Prove the $(\mathbb {N},\oplus,\otimes)$ is ring

Question

On the set of natural numbers$\mathbb { N} $, define the operations $a \oplus b := \max(a,b)$ and $a\otimes b := a+b$ Is $(\mathbb {N},\oplus,\otimes)$ is ring? commutative ring with unity? Field?

My solution :

1- $(\mathbb {N},\oplus) $ is abelian groub because :

a. It is comutative $a \oplus b = \max(a,b)= \max(b,a) =b \oplus a$

b. It is associative $(a \oplus b) \oplus c =a \oplus( b\oplus c) =\max(a,b,c)$

C. The identity of element $a$is $a $ $$a \oplus a= \max(a,a)= a $$ d. The inverse also a $a \oplus a = \max(a,a)=a $

$(\mathbb {N},\times) $

1.it is comutative : $a\otimes b = a+b= b+a= b\otimes a$

2. $\otimes $has a identity and it is 0 $a\otimes 0 = a+0=a$

3. $\otimes $ has inverse and inverse of a is -a $a\otimes -a = a-a=0$

Distributive law: $a\otimes (b\oplus c) =a\otimes (max (b,c))= a+max( b,c) $

It is true ? If not, why?

Thanks

Answer 1

The identity for $(\mathbb{N}, \oplus)$ should be $e=0$.

Answer 2

The identity can't be dependent on $a$. Anyway you want to have $a = a \oplus e = \max(a,e)$. So for each $a$ we must have $a \ge e$, which in natural numbers is $0$ (or $1$ if you consider $\mathbb{N}$ as the set of positive integers).
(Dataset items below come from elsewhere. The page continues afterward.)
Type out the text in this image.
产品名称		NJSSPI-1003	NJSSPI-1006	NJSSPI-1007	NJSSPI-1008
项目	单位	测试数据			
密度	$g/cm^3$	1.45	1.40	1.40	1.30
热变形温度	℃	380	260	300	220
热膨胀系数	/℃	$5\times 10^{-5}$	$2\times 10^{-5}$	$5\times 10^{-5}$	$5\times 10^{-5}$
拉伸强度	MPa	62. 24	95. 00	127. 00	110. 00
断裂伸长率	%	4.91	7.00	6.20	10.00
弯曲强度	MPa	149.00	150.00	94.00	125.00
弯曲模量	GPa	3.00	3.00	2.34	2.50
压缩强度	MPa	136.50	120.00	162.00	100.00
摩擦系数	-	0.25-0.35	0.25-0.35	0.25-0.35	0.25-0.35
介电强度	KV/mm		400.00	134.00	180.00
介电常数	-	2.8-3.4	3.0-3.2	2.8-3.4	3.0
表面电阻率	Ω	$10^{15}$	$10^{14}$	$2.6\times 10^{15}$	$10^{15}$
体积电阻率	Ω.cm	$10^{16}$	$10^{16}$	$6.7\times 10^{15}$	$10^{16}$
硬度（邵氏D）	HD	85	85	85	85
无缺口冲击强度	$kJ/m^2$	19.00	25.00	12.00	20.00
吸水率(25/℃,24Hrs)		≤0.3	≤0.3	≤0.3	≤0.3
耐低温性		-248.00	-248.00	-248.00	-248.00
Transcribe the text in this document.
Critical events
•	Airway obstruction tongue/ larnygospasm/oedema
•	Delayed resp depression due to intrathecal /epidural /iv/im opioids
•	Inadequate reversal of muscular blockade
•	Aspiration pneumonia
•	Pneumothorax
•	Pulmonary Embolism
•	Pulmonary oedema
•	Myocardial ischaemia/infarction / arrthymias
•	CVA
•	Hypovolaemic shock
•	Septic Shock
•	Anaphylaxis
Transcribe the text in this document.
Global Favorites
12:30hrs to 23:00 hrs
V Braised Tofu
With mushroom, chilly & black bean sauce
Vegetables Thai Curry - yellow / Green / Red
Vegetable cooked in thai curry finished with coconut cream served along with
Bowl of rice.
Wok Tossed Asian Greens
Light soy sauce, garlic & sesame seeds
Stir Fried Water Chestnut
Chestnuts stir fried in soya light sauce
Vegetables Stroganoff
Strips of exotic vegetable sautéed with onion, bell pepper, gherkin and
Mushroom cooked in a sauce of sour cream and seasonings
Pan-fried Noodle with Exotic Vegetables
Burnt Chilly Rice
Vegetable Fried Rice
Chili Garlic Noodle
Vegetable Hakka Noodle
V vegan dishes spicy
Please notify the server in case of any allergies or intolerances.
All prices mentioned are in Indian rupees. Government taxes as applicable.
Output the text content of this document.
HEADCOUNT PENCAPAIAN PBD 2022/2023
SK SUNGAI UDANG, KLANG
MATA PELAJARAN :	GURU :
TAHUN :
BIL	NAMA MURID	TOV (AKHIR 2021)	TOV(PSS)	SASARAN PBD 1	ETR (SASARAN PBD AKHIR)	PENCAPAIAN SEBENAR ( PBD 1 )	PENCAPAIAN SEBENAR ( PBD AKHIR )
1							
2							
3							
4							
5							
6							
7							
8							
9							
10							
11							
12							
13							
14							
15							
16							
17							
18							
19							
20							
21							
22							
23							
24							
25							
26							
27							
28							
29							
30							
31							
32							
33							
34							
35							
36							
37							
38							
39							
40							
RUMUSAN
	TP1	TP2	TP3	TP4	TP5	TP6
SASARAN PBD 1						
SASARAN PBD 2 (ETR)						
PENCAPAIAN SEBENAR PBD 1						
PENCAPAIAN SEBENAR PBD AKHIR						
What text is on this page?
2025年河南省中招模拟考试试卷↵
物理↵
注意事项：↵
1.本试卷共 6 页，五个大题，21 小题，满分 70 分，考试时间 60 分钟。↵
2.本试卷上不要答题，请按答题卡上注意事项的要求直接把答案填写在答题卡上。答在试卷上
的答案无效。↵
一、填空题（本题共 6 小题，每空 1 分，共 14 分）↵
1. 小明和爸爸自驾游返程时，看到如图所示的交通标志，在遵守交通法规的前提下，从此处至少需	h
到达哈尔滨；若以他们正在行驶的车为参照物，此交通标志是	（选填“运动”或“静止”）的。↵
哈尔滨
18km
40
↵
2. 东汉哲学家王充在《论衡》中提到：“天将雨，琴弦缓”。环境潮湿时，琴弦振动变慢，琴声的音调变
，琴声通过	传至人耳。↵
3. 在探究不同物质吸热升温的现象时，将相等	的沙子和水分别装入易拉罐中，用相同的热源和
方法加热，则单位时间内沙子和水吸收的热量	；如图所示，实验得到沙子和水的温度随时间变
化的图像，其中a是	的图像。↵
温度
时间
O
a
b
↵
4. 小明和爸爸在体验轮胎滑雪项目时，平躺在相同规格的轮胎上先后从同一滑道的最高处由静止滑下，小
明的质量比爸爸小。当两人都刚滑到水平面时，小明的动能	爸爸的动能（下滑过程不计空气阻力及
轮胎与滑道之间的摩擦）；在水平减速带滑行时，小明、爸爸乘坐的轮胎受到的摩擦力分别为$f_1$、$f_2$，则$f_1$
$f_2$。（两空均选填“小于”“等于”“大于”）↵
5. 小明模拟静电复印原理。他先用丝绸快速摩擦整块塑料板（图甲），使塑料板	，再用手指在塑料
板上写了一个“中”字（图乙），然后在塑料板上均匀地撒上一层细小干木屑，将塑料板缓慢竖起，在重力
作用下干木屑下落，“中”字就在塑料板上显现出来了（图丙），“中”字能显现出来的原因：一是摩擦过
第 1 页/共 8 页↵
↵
But then there aren't any inverses, as for $a \not = 0$ we have that $a \oplus b = \max(a,b) \ge a > 0$, so there isn't equality. Therefore $(\mathbb{N},\oplus)$ isn't a group.

Answer 3

As soon as you saw $a\oplus a=a$ for every $a$, you should have immediately seen that if this were a ring, $a=a\oplus a\oplus -a=a\oplus -a=0$, a contradiction if there exists $a\neq 0$. So it clearly can't be a ring.

But it is easy to see that it is a sub-semiring of the max-plus algebra.